Mi piacerebbe che affrontasse nella sua rubrica il seguente
argomento: quanto l’aspetto fisico delle persone (delle donne in particolare)
influisce sulla vita sessuale? Mi spiego: se la natura non è stata molto
generosa nel concederti un aspetto attraente, che aspettative di conquista ti
rimangono? Non mi dica la simpatia. E’ ragionevole supporre, guardando persone
oggettivamente poco attraenti, che avranno poche esperienze rispetto ai belli?
Ovvio che la questione è ben più complicata. E se questa è la trama, vorrei che
lei ricamasse…
Lettera firmata
La bellezza conta moltissimo. Inutile negarlo. E siccome la
natura non fa gli stessi doni a tutti, chi non è bello non è favorito come chi
è bello. Ma anche chi non è intelligente è meno favorito, anche se, a causa
della sua scarsa intelligenza, non se ne accorge, o addirittura se ne vanta,
ritenendosi più concreto di chi pensa. Ma soprattutto, sulla bellezza non si
può fare un discorso generale, perché la bellezza è quanto di più soggettivo si
possa incontrare. Per questo Tommaso d’Aquino scrive: “bello è ciò che, quando
lo vedi, ti piace (pulcherun est quod
visum placet)”. E tutti sappiamo che sui gusti c’è poco da discutere (de gustibus non est disputandum). Ogni cultura
esprime la bellezza in termini così eterogenei che basta lasciare i confini
della propria razza per non disporre più di un valido criterio di bellezza.
Alla cultura si aggiunge la moda che, di epoca in epoca quando non di stagione
in stagione, modifica a tal punto i modelli di bellezza che ciò che un tempo
incantava, oggi più non attrae e lascia indifferenti. Se poi, come lei
giustamente osserva, che bellezza è connessa la sessualità, possiamo renderci
conto come anche quest’ultima sia condizionata dai modelli estetici diffusi.

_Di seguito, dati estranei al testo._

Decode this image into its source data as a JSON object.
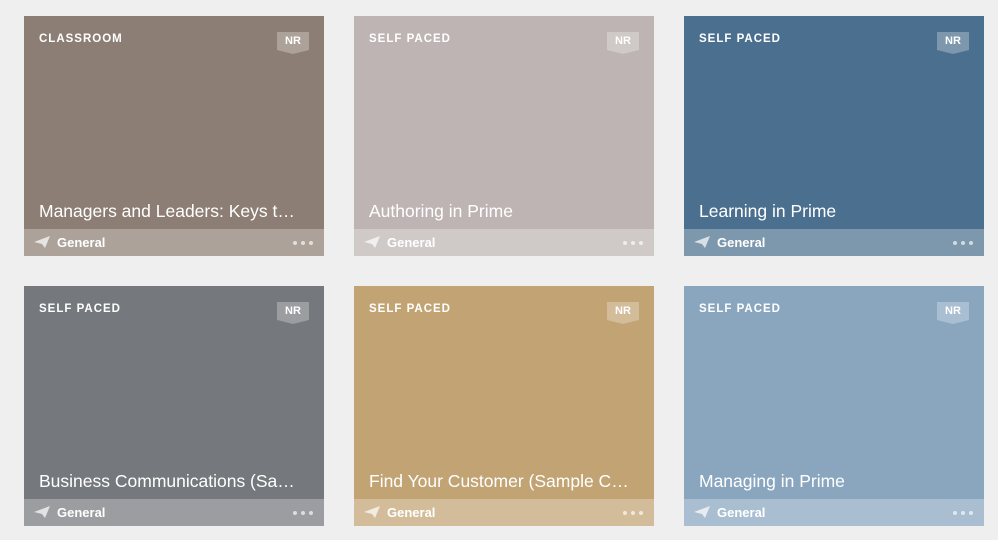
{
  "cards": [
    {
      "type": "CLASSROOM",
      "badge": "NR",
      "title": "Managers and Leaders: Keys to S...",
      "catalog": "General",
      "color": "#8c7e74"
    },
    {
      "type": "SELF PACED",
      "badge": "NR",
      "title": "Authoring in Prime",
      "catalog": "General",
      "color": "#bdb4b3"
    },
    {
      "type": "SELF PACED",
      "badge": "NR",
      "title": "Learning in Prime",
      "catalog": "General",
      "color": "#4b6f8e"
    },
    {
      "type": "SELF PACED",
      "badge": "NR",
      "title": "Business Communications (Sam...",
      "catalog": "General",
      "color": "#75787c"
    },
    {
      "type": "SELF PACED",
      "badge": "NR",
      "title": "Find Your Customer (Sample Cou...",
      "catalog": "General",
      "color": "#c2a373"
    },
    {
      "type": "SELF PACED",
      "badge": "NR",
      "title": "Managing in Prime",
      "catalog": "General",
      "color": "#8aa6bf"
    }
  ]
}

C’è un’ambiguità, nella bellezza, che può attrarre così come può anche
respingere. Attrae quando, come dice Thomas Mann, “la bellezza ci trafigge
(durchstecht)”, colpendoci senza che noi la si sia cercata. Questa è anche la
ragione per cui Kant definisce “bello ciò che piace senza concetto e senza
scopo”. Infatti, per cogliere la bellezza non abbiamo bisogno di mediazioni
concettuali e neppure di renderla funzionale a uno scopo, perché la bellezza è
“inutile”. (…).Ma proprio qui sta anche la sua ambiguità, perché oltre che
attrarre può anche respingere, quando, ad esempio, ostenta la figura femminile
con tutti gli accessori e gli stereotipi di cui la moda è capace, fino a
renderla inaccessibile, come una pietra preziosa dietro un vetro blindato di
una gioielleria e, in questa preziosa esposizione, assolutamente
irraggiungibile. Tutti conosciamo donne e uomini che si rifugiano nella
consapevolezza della loro bellezza, che li avvolge più di quanto non faccia
l’indifferenza glaciale del loro sguardo. Queste bellezze diventano poi modello
di milioni di imitatrici e imitatori, che più non sanno se devono mangiare o
non mangiare, accrescersi o ridursi il seno, esercitarsi per scolpire bicipiti
e addominali, dipingersi la faccia o intonacarla, nel tentativo di raggiungere
quell’idea di bellezza che i modelli sociali diffondono, e che nella sua
costruzione artificiale cancella irrimediabilmente le ultime tracce di una
possibile bellezza esistenziale. Ma per cogliere la bellezza di un’esistenza
non bastano le fattezze del corpo, perché queste si modificano in base allo
stile della nostra vita. Ci sono esistenze che non esprimono nulla perché
assopite nella bellezza avuta in dono dalla natura, così come ci sono esistenze
piene di forza di vita che affascinano per quanto sanno esprimere a
compensazione di una bellezza che per natura non hanno avuto. E queste cose le
capiamo solo se non limitiamo la bellezza alle semplici fattezze del corpo che
il tempo inesorabilmente consuma e appassisce. La bellezza infatti è tale solo
se trascende se stessa e rinvia a qualcosa di segreto al di là della forma,
qualcosa di inafferrabile a prima vista che stimola la nostra curiosità e la
nostra ricerca al di là dell’apparenza.